My family were here for the first test along with a few friends. Of course, the texts in the months leading up to the tour were variations of ‘Any tickets?’. The response was variations of ‘No and I don’t know anyone that does’.
No doubt for those at home this was only serving to heighten the mystique, ‘wow, not even the locals have tickets, it must be good’. The reality was that on the eve of the tour ‘face-value’ tickets were available at $390. There is also tickets available for the last test at a similar price. A small price to be a part of the ‘greatest rugby series on earth’ or to ‘join the pride’. The more the slogans were repeated, the more it became like the British prime minister repeating ‘strong and stable’, you started to believe it less and less.
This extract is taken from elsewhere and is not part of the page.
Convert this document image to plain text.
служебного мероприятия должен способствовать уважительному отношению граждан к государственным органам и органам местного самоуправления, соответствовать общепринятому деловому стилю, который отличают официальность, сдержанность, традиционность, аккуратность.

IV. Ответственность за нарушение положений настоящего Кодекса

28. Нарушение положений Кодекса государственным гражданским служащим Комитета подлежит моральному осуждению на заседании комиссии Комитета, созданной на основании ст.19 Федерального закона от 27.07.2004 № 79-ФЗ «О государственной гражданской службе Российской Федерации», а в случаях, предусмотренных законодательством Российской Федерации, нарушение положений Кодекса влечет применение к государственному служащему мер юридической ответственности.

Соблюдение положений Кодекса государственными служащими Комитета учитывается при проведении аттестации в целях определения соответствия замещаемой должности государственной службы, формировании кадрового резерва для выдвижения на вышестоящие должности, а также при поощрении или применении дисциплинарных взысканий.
Thankfully, my pride and many others opted for the fan zone; the stadium was one step too extortionate for a team we had little to identify with. Meeting the head of sports science from a super rugby side in the fan zone, endorsed our decision. ‘I thought you’d have had a good seat mate?’, ‘I could have but lots of my friends couldn’t get tickets, so I came here’.
With the exception of British and Irish people who save up to be a part of the tour via packages, in the same way we all save up for a holiday, the access for anyone else was limited to a ballot (that nobody I met in New Zealand had won) or corporate hospitality. A Lions tour does feel like a p**s up for rich people, no identity required, only cash.
Whilst New Zealand is beautiful, serene, diverse, tolerant and has given me an unparalleled six-month experience, Auckland, host to two of the three tests is perhaps the most soulless city centre I’ve ever been to. High rise financial buildings and apartments over-looking yachts in a harbour encapsulates a city centre whereby it’s so quiet you can almost hear New Zealand’s 1% rattling around in their ivory towers. The premium rugby event and the relentless promotion of the Americas cup (a yacht race that costs millions), in a country with metastasising inequality is somewhat nauseating.
The antithesis to Auckland’s city centre is the Haka. A cultural display of brilliance, fitting for the brand of rugby that follows and again, makes every game worth watching. Ironically, those responsible for a cultural identity afforded to all New Zealanders are at the bottom of the chasm of inequality between those inside Eden Park and those outside – the Maori. Coming from a country like Ireland where we have our own music, language, dance and gaelic games – the haka is really appreciated.
It could be my own ignorance, but I’m struggling to see past hype of a Lions tour. I can see the meaning for a player, but as a fan, I’m lost.